Un vantaggio è senza dubbio la semplicità del prodotto: un serbatoio, uno “stoppino” in schiuma di ceramica, un sistema di accensione della fiamma e, a seconda dei modelli e delle potenze, un ventilatore per distribuire il calore. Così pochi componenti si traducono in un prezzo al dettaglio decisamente contenuto, che si attesta in generale al di sotto dei 500 euro. Si aggiunga che l’acquisto di questi prodotti rientra anche nelle detrazioni fiscali del 50% per le ristrutturazioni edilizie e la convenienza risulta lampante.
La principale ragione del successo degli apparecchi di riscaldamento alimentati a bioetanolo è però sicuramente il fatto che non hanno bisogno di una canna fumaria, potendo rilasciare i fumi della combustione direttamente all’interno della stanza. Questo grazie alla composizione della molecola ed alla sua dimensione che, essendo molto ridotta, consente un’ottima miscelazione con l’ossigeno. Questo fa sì che bruciando, almeno in teoria, non si sprigionino incombusti o altre sostanze dannose per la salute, ma solamente anidride carbonica (biossido di carbonio) e acqua, entrambi inodori e non tossici.
Attenzione però a trarre conclusioni affrettate, perché, bisogna pur sempre ricordare che una fiamma arde grazie all'ossigeno presente nell'ambiente circostante. Risultato? Nell’aria la percentuale di questo prezioso componente diminuisce, mentre aumenta quella dell’anidride carbonica. Anche nel caso delle stufe a bioetanolo quindi, specie nel caso di utilizzo prolungato, bisogna sempre garantire un adeguato riciclo d'aria dell'ambiente, ed evitare l'utilizzo delle stesse in ambienti troppo piccoli o comunque poco aerati, in modo da non rischiare malori dovuti alla carenza di ossigeno.
A questo si aggiunga il fatto che, sebbene, nelle condizioni ideali, la combustione dell’etanolo produce solo acqua e biossido di carbonio, nelle condizioni reali si possono non raggiungere i livelli necessari di temperatura e rimescolamento aria-combustibile. Se ciò accade, particelle di carbonio possono restare non combuste, creando particolato, o combuste solo parzialmente, con la formazione del tossico monossido di carbonio, o, ancora, parti della molecola dell’alcol potrebbero ricombinarsi fra loro, producendo composti come la formaldeide. Insomma, un mix di sostanze tossiche che, seppur in quantità estremamente ridotte, non risulta certo piacevole respirare. Per questo motivo gli stessi produttori di stufe mettono in guardia contro il far funzionare i loro prodotti in ambienti troppo piccoli e troppo a lungo senza cambiare aria.

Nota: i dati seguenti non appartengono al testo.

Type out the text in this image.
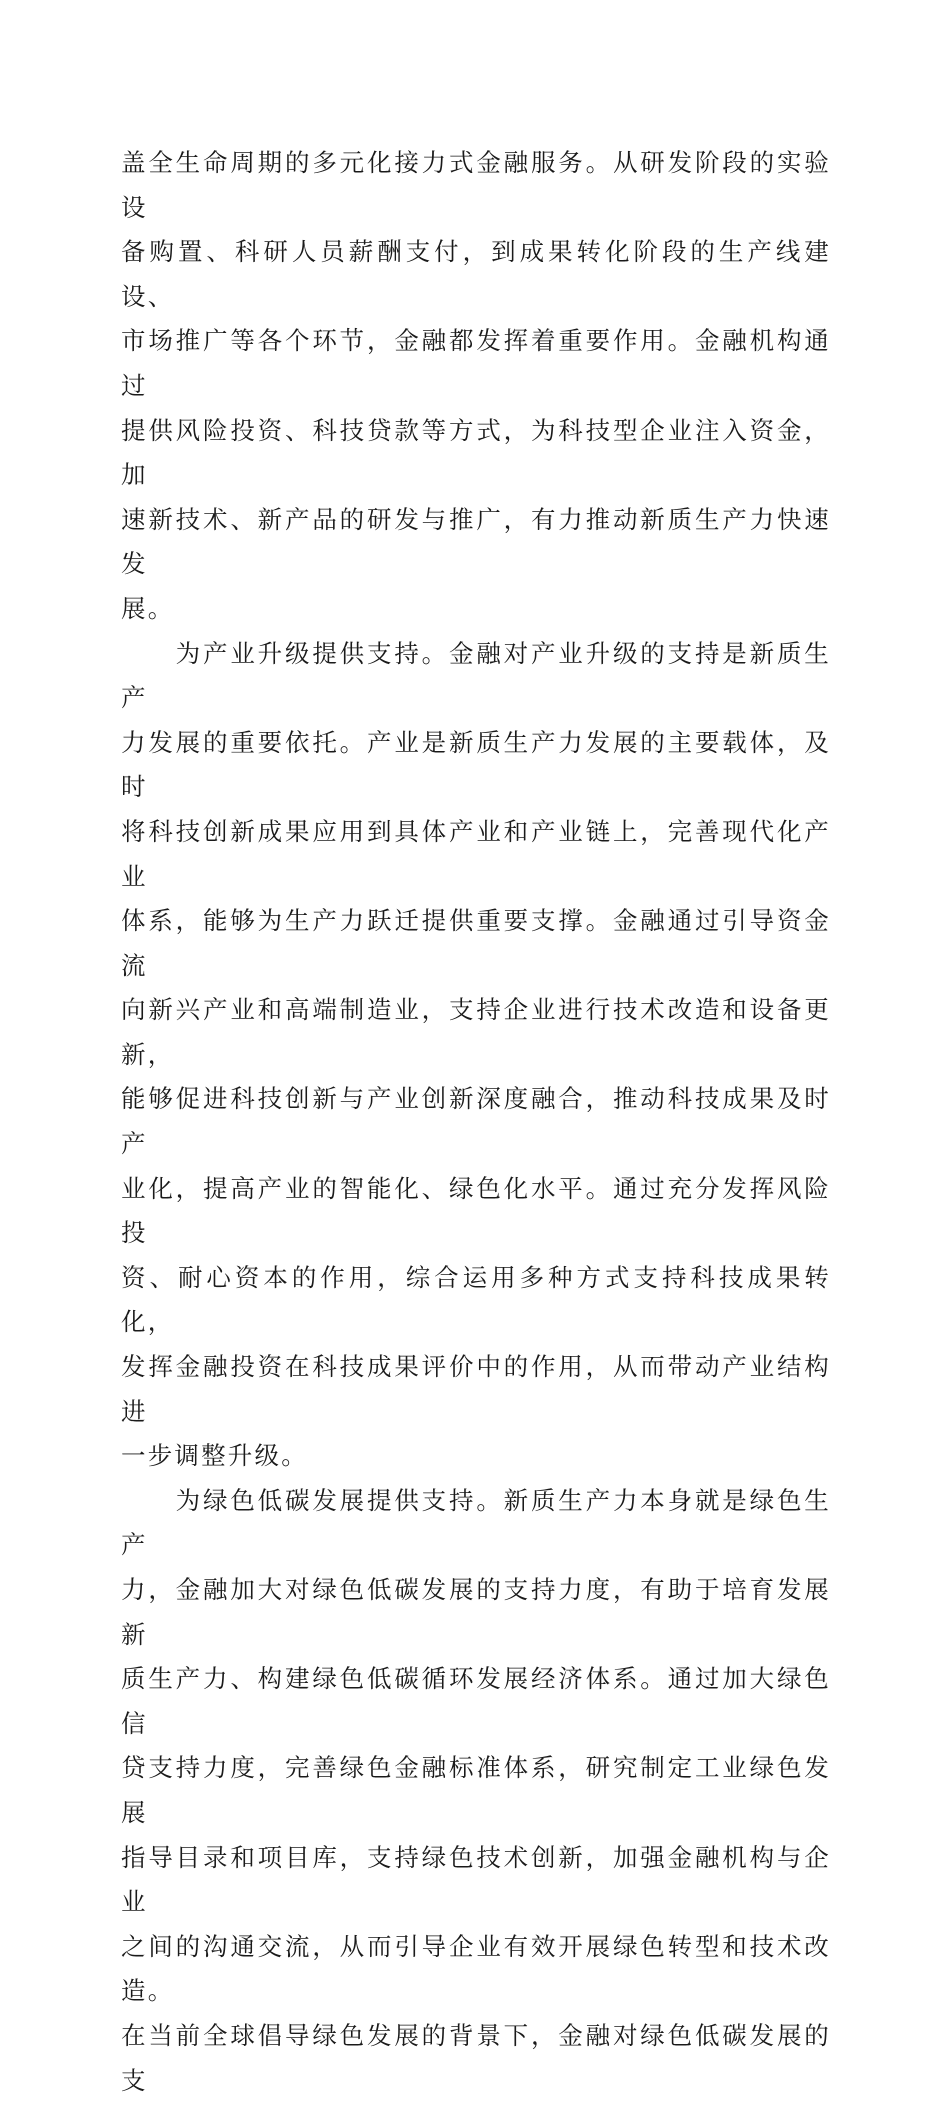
盖全生命周期的多元化接力式金融服务。从研发阶段的实验设
备购置、科研人员薪酬支付，到成果转化阶段的生产线建设、
市场推广等各个环节，金融都发挥着重要作用。金融机构通过
提供风险投资、科技贷款等方式，为科技型企业注入资金，加
速新技术、新产品的研发与推广，有力推动新质生产力快速发
展。

　　为产业升级提供支持。金融对产业升级的支持是新质生产
力发展的重要依托。产业是新质生产力发展的主要载体，及时
将科技创新成果应用到具体产业和产业链上，完善现代化产业
体系，能够为生产力跃迁提供重要支撑。金融通过引导资金流
向新兴产业和高端制造业，支持企业进行技术改造和设备更新，
能够促进科技创新与产业创新深度融合，推动科技成果及时产
业化，提高产业的智能化、绿色化水平。通过充分发挥风险投
资、耐心资本的作用，综合运用多种方式支持科技成果转化，
发挥金融投资在科技成果评价中的作用，从而带动产业结构进
一步调整升级。

　　为绿色低碳发展提供支持。新质生产力本身就是绿色生产
力，金融加大对绿色低碳发展的支持力度，有助于培育发展新
质生产力、构建绿色低碳循环发展经济体系。通过加大绿色信
贷支持力度，完善绿色金融标准体系，研究制定工业绿色发展
指导目录和项目库，支持绿色技术创新，加强金融机构与企业
之间的沟通交流，从而引导企业有效开展绿色转型和技术改造。
在当前全球倡导绿色发展的背景下，金融对绿色低碳发展的支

La produzione di acqua potrebbe inoltre costituire un problema, in quanto fa aumentare l’umidità e può quindi favorire la crescita di muffe, che, a loro volta, rendono l’aria insalubre. Da quanto visto sin’ora però, bisogna ammettere che, per quanto riguarda le stufe ad etanolo, le problematiche di questo tipo sono un fenomeno è relativamente limitato.
In ultimo è doverosa un’analisi dei costi e, per farla, confrontiamo l’etanolo con il pellet, l’altro combustibile “verde” attualmente più utilizzato. Il potere calorifico del primo è nettamente superiore, essendo di circa 5100 kCal/litro, mentre quello del secondo è circa 4500 kCal/kg. Quest’ultimo però ha un prezzo indicativo d 0,25 €/kg, contro i 2 €/litro del bioetanolo. Ipotizzando quindi di dover scaldare un appartamento di 70 mq in zona D, servirebbero circa 1370 litri di bioetanolo, con 2740 euro di spesa, o 1550 chili di pellet, a un costo di circa 388 euro. Una differenza a dir poco considerevole.

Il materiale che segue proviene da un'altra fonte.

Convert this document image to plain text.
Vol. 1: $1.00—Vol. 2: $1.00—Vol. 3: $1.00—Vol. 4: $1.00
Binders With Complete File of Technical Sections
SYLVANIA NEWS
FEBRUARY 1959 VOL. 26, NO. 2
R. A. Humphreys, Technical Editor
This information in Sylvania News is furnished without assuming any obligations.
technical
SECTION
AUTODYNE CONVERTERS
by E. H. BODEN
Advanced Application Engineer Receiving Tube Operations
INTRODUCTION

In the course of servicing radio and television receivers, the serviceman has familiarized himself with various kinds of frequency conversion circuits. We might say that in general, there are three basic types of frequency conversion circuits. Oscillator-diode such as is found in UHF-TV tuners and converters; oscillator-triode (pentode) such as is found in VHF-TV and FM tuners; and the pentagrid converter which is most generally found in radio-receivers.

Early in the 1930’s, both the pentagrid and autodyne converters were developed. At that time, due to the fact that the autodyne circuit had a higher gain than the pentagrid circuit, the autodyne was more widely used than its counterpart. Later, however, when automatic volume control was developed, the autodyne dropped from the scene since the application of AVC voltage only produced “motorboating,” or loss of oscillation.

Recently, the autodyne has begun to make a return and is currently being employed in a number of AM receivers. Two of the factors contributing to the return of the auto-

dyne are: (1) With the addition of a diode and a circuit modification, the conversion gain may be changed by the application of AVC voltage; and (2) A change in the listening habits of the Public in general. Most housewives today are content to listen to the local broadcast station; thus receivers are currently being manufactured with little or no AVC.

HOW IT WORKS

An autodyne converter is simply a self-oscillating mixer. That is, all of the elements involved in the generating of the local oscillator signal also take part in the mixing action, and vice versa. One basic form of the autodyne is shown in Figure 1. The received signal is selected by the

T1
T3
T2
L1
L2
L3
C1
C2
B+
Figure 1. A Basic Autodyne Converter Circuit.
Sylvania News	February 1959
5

Sia per questioni economiche, sia di sicurezza legata all’evacuazione dei fumi, una stufa a bioetanolo rappresenta insomma una possibilità molto comoda per chi vuole aggiungere del riscaldamento ulteriore alla propria abitazione, per stemperare il freddo in qualche fresca serata di primavera o magari riscaldare ambienti poco abitati sprovvisti di riscaldamento, ma non può attualmente essere utilizzata come unica fonte di riscaldamento.